Transcript: “Company Buybacks: Best Practices”

We have posted the transcript for our recent webcast: “Company Buybacks – Best Practices.”

Buybacks: Do Investors Think Companies Execute Them At Optimal Price?

Recently, Dave Bobker shared some of the interesting 360 research they are doing at Rivel Research Group regarding buybacks. One question they asked buy-side investors is: “what percentage of the time do companies execute buybacks at an optimal price?” For the US, 52% of investors said that buybacks were executed optimally 20-49% of the time; 25% said less than 20% of the time; 15% said a majority or more of the time. And 7% said they were uncertain. Globally, it was believed that 31% of time was executed optimally. Not that great a perception.

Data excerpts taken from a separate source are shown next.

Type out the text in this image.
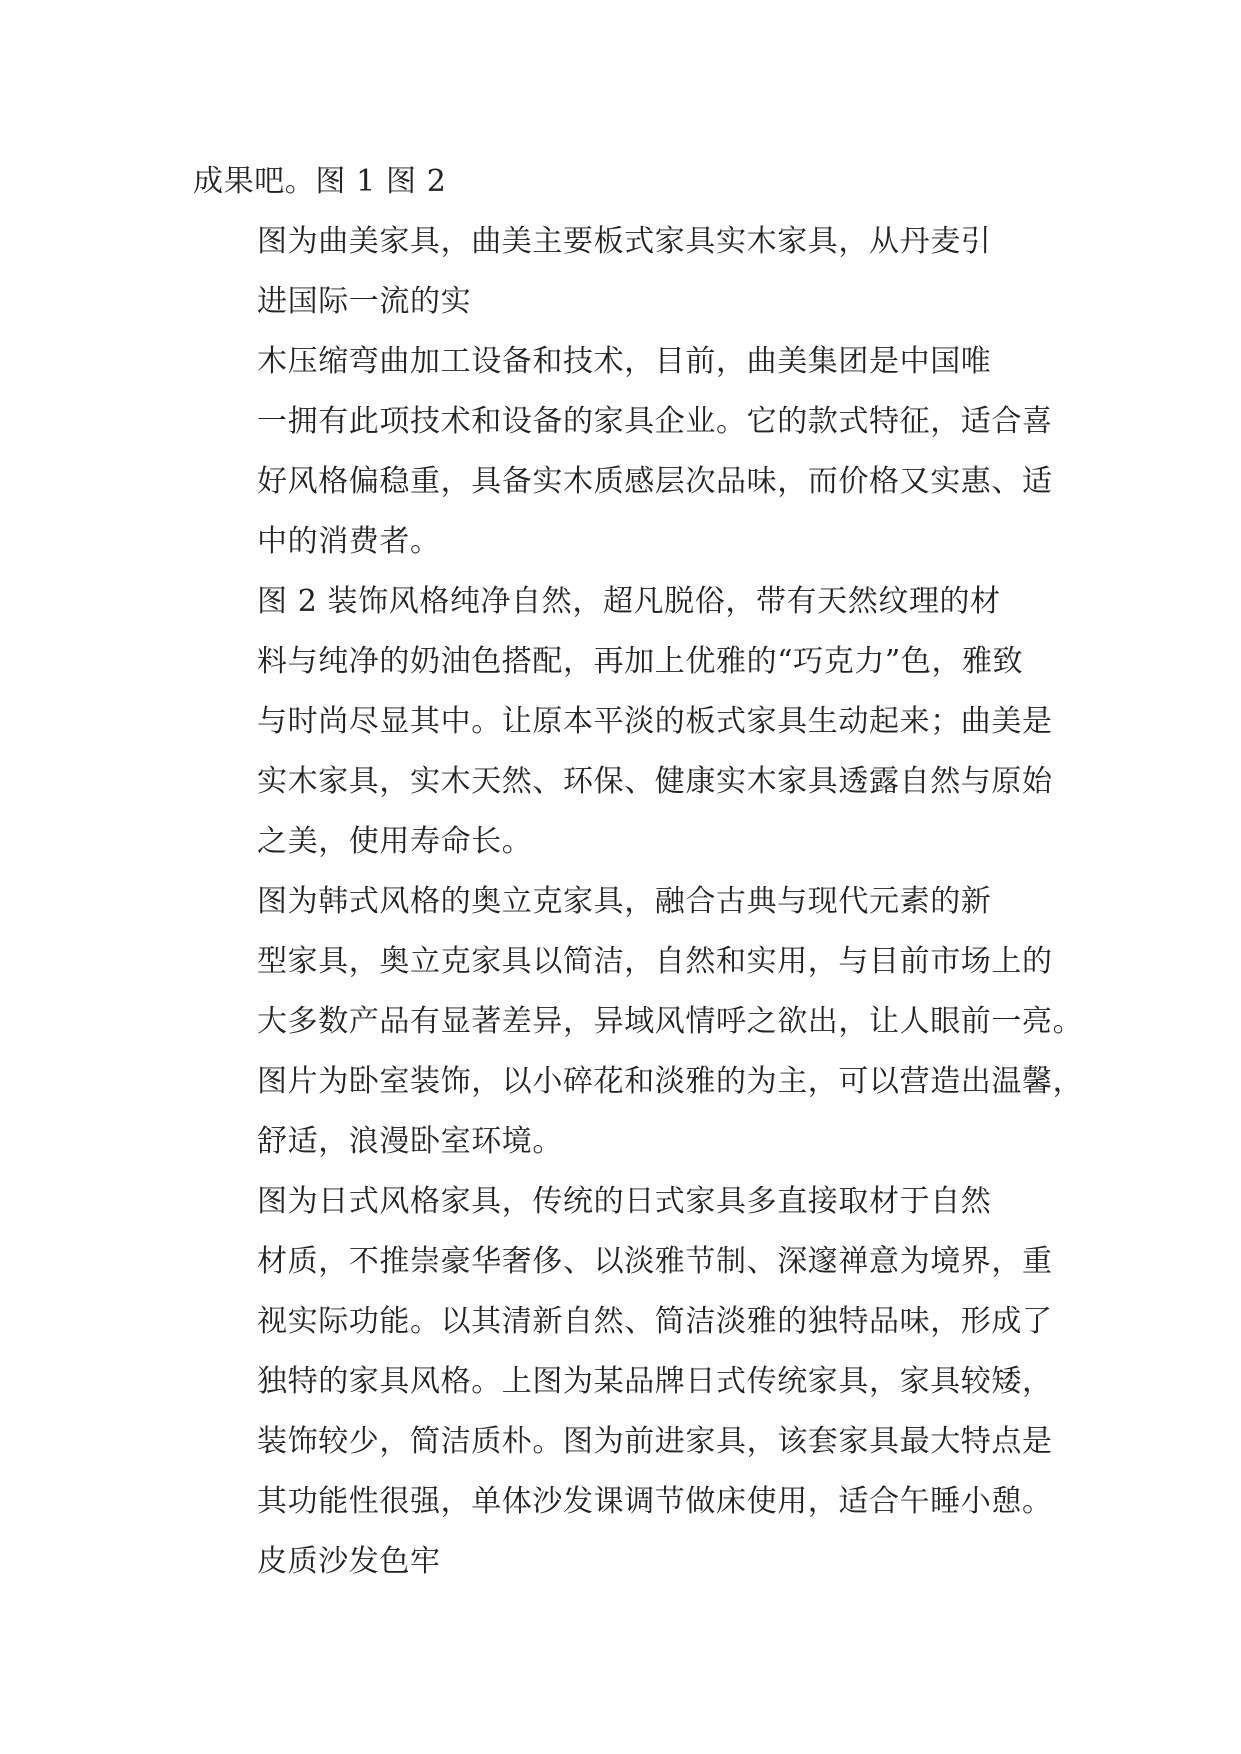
成果吧。图 1 图 2

图为曲美家具，曲美主要板式家具实木家具，从丹麦引
进国际一流的实

木压缩弯曲加工设备和技术，目前，曲美集团是中国唯
一拥有此项技术和设备的家具企业。它的款式特征，适合喜
好风格偏稳重，具备实木质感层次品味，而价格又实惠、适
中的消费者。

图 2 装饰风格纯净自然，超凡脱俗，带有天然纹理的材
料与纯净的奶油色搭配，再加上优雅的“巧克力”色，雅致
与时尚尽显其中。让原本平淡的板式家具生动起来；曲美是
实木家具，实木天然、环保、健康实木家具透露自然与原始
之美，使用寿命长。

图为韩式风格的奥立克家具，融合古典与现代元素的新
型家具，奥立克家具以简洁，自然和实用，与目前市场上的
大多数产品有显著差异，异域风情呼之欲出，让人眼前一亮。
图片为卧室装饰，以小碎花和淡雅的为主，可以营造出温馨，
舒适，浪漫卧室环境。

图为日式风格家具，传统的日式家具多直接取材于自然
材质，不推崇豪华奢侈、以淡雅节制、深邃禅意为境界，重
视实际功能。以其清新自然、简洁淡雅的独特品味，形成了
独特的家具风格。上图为某品牌日式传统家具，家具较矮，
装饰较少，简洁质朴。图为前进家具，该套家具最大特点是
其功能性很强，单体沙发课调节做床使用，适合午睡小憩。
皮质沙发色牢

Rivel also asked investors about what type of message it sends when a company announces a buyback. The findings can be summarized as:

– To the global buy-side, announcing a buyback is an unambiguous signal that a company believes its stock is undervalued.
– It is also a sign to many (about one in four) that management has few strategic options at its disposal for using the excess cash on the balance sheet.
– Only rarely is it seen as being implemented purely as a reward to shareholders or to enhance shareholder value.

By the way, this WSJ article talks about “return on invested capital” (aka ROIC) as a way to better measure how a company is doing with its strategic planning – and here’s a McKinsey piece about how buybacks boost earnings without improving returns…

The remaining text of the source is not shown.